Et malheureusement, c'est ce qui ressort très clairement du livre et du documentaires éponymes. Après le découpage d'une chose, on en déduit sa vacuité.
J'aime à rappeler cette définition de la civilisation selon Saint Exépury "la civilisation est un bien invisible puisqu’elle porte non sur les choses, mais sur les liens invisibles qui les lient l’une à l’autre, ainsi et pas autrement". Dès lors, décrire une civilisation, qui plus est à son âge d'or, si son analyse nécessite des découpages, elle ne peut pas servir à la vider; on ne déshabille pas pour mettre à nu.
Khalil Gibrane, dans le Prophète, disait que le bien et le mal sont indissociablement liés chez l'homme; je le crois volontiers.

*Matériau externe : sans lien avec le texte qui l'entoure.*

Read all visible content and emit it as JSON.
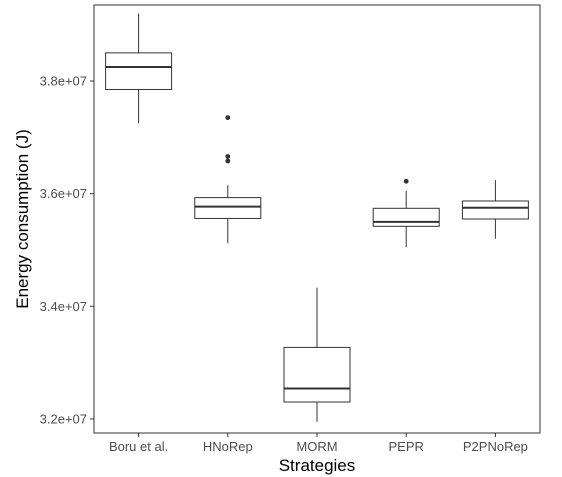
{
  "chart_data": {
    "type": "boxplot",
    "xlabel": "Strategies",
    "ylabel": "Energy consumption (J)",
    "ylim": [
      31750000,
      39350000
    ],
    "yticks": [
      32000000,
      34000000,
      36000000,
      38000000
    ],
    "ytick_labels": [
      "3.2e+07",
      "3.4e+07",
      "3.6e+07",
      "3.8e+07"
    ],
    "grid": false,
    "categories": [
      "Boru et al.",
      "HNoRep",
      "MORM",
      "PEPR",
      "P2PNoRep"
    ],
    "boxes": [
      {
        "category": "Boru et al.",
        "whisker_low": 37250000,
        "q1": 37850000,
        "median": 38250000,
        "q3": 38500000,
        "whisker_high": 39200000,
        "outliers": []
      },
      {
        "category": "HNoRep",
        "whisker_low": 35120000,
        "q1": 35560000,
        "median": 35770000,
        "q3": 35930000,
        "whisker_high": 36150000,
        "outliers": [
          37350000,
          36660000,
          36580000
        ]
      },
      {
        "category": "MORM",
        "whisker_low": 31950000,
        "q1": 32300000,
        "median": 32540000,
        "q3": 33270000,
        "whisker_high": 34330000,
        "outliers": []
      },
      {
        "category": "PEPR",
        "whisker_low": 35050000,
        "q1": 35420000,
        "median": 35500000,
        "q3": 35740000,
        "whisker_high": 36050000,
        "outliers": [
          36220000
        ]
      },
      {
        "category": "P2PNoRep",
        "whisker_low": 35200000,
        "q1": 35550000,
        "median": 35750000,
        "q3": 35870000,
        "whisker_high": 36240000,
        "outliers": []
      }
    ]
  }
}
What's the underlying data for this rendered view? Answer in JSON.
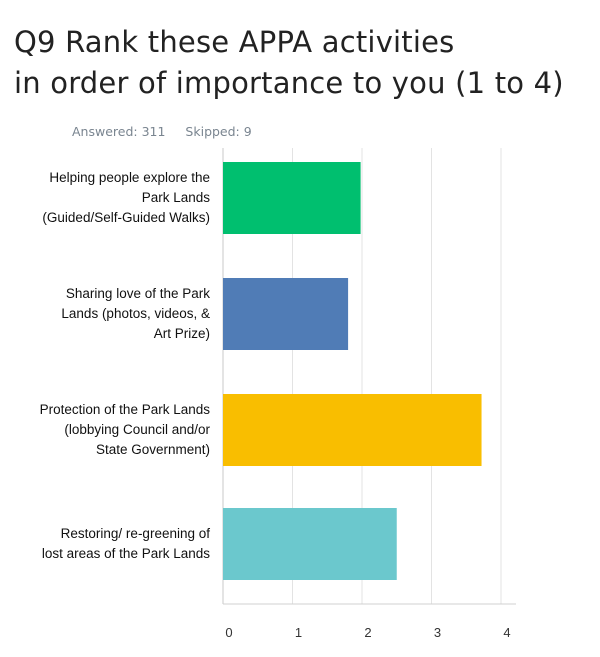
{
  "header": {
    "title_line1": "Q9 Rank these APPA activities",
    "title_line2": "in order of importance to you (1 to 4)",
    "answered": "Answered: 311",
    "skipped": "Skipped: 9"
  },
  "chart_data": {
    "type": "bar",
    "orientation": "horizontal",
    "categories": [
      [
        "Helping people explore the",
        "Park Lands",
        "(Guided/Self-Guided Walks)"
      ],
      [
        "Sharing love of the Park",
        "Lands (photos, videos, &",
        "Art Prize)"
      ],
      [
        "Protection of the Park Lands",
        "(lobbying Council and/or",
        "State Government)"
      ],
      [
        "Restoring/ re-greening of",
        "lost areas of the Park Lands"
      ]
    ],
    "values": [
      1.98,
      1.8,
      3.72,
      2.5
    ],
    "colors": [
      "#00bf6f",
      "#507cb6",
      "#f9be00",
      "#6bc8cd"
    ],
    "xlim": [
      0,
      4
    ],
    "ticks": [
      "0",
      "1",
      "2",
      "3",
      "4"
    ],
    "grid": true,
    "title": "Q9 Rank these APPA activities in order of importance to you (1 to 4)",
    "xlabel": "",
    "ylabel": ""
  }
}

Alors je comprends bien que les comptes ne sont pas réglés dans la mémoire collective; pour faire court, d'un côté, l'iranien zoroastre/chiite se sent spolié par l'arabe musulman/sunnite, les sujets étant bien ici les mémoires respectives, pas les identités; pour l'autre, le rationnel-laïc par le sacré-spirituel.

Un titre ambigu
Je me souviens, avec délectation par contre, du livre de Sigrid Hunk, "Le soleil d'Allah brille sur l'occident"; voilà un titre non moins éloquent mais dont la substance n'est pas, osons le mot, empoisonnée; là encore, peut-être est-ce plus facile pour l'allemande qu'est Sigrid Hunk de traiter le sujet lointain de l'islam sans passion?
Sans jamais se défaire de son esprit critique, on fait avec elle un voyage éthymologique, épistologique, etc. de l'Occident découpé à l'aune de l'islam en tant que civilisation; on n'est certainement pas plus musulmans à la fin du livre, mais on ne l'est pas moins non plus. Tout comme l'occidental en ressort non pas diminué, vidé, mais raffermi et éclairé.

Conclusion
L'ensemble livre + film "L'âge d'or de l'islam" forme un joli tir croisé sur l'arabe sunnite. Et, soyons cyniques, de manière insidieuse, de l'intérieur. C'est l'apanage des faibles, mais sans doute faut-il aussi entendre ces revendications, elles sont sans doute légitimes et suffisamment étouffées pour être aussi sourdes; mais je suis déçu de la bassesse du procédé, surtout de la part d'intellectuels ou d'un savant. C'est dommage, d'autant qu'on a tous à y gagner. La vengeance, cette fille légitime de l'injustice, ne devrait jamais suppléer l'effort de construction.
Au passage, je considère ce type d'ouvrages comme du "hors piste". Beaucoup de perles à récolter, mais pour le non initié, il y a de quoi être ébranlé dans le fondement d'or de l'islam: la foi. Et sur ce dernier point, dommage collatéral ou délibéré de la part des auteurs, je ne leur pardonne qu'à l'aune de l'inconscience.